Cal had taken off her headphones and stood up. Without a word or a look at anyone, or anything apparently, she picked up some clothes and vanished like a sleepwalker into the bathroom, whence there came presently the sound of showering.
Gun grinned at Franz and said, “Greetings. Sit down and join the devotees of silence. How goes the writer’s life?”
They talked inconsequentially and lazily of this and that. Saul carefully made a long thin cigarette. Its piney smoke was pleasant, but Franz and Gun smilingly declined to share, Gun tilting his green bottle for a long swallow.
Cal reappeared in a surprisingly short time, looking fresh and demure in a dark brown dress. She poured herself a tall thin glass of orange juice from the fridge and sat down.
“Saul,” she said quietly, “you know my long name is not Calvina, but Calpurnia—the minor Roman Cassandra who kept warning Caesar. I may be a puritan, but I wasn’t named for Calvin. My parents were both born Presbyterians, it’s true, but my father early progressed into Unitarianism and died a devout Ethical Culturist. He used to pray to Emerson and swear by Robert Ingersoll. While my mother was, rather frivolously, into Bahai. And I don’t own a couple of window dummies, or I might use them. No, no pot, thank you.
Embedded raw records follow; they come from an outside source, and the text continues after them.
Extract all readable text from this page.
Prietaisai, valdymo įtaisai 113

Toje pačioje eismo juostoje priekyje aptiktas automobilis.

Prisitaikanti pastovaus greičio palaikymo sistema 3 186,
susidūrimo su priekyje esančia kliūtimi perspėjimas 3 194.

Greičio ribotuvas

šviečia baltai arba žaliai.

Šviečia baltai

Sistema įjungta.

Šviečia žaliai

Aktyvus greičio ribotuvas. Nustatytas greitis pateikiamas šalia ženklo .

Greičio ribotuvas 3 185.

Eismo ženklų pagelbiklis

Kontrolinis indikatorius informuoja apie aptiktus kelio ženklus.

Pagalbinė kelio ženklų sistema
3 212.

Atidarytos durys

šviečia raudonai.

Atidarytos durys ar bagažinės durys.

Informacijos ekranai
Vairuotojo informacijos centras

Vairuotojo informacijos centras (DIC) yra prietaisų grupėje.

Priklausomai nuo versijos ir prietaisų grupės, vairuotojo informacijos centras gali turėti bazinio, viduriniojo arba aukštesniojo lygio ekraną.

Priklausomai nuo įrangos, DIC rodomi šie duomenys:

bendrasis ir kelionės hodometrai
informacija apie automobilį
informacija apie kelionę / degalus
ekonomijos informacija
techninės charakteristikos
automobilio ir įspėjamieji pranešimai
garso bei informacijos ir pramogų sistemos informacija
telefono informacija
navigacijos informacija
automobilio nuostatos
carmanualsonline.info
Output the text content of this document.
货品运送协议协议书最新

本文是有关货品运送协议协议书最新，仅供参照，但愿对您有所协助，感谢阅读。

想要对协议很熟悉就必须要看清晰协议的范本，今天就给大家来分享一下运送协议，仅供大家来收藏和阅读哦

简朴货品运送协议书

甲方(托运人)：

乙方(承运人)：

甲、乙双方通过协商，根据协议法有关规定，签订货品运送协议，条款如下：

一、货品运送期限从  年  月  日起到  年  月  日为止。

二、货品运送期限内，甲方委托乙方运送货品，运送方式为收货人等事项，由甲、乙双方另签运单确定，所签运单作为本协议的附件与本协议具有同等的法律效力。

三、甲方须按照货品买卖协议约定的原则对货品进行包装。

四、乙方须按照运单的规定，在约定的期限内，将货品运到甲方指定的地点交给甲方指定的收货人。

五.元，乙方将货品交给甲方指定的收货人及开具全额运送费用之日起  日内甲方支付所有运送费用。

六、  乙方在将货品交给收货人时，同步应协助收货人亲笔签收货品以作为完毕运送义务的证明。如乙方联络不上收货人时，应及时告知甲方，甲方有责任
I have to hold myself intact until tomorrow night. Gun, thanks for humoring me. It does help to have people in the room, even when I’m incommunicada. It helps especially when evening begins to close in. That ale smells wonderful, but alas, same reason as no pot. Franz, you’re looking quietly prodigious. What happened at Corona Heights?”
Pleased that she had been thinking about him and observing him so closely and accurately, Franz told the story of his adventure. He was struck by how in the telling it became rather trivial-seeming and less frightening, though paradoxically more entertaining—the writer’s curse and blessing.
Gun happily summed up. “So you go to investigate this apparition or what-not, and find it’s pulled the big switch and is thumbing its nose at you from your own window two miles away. ‘Taffy went to my house’—that’s neat.”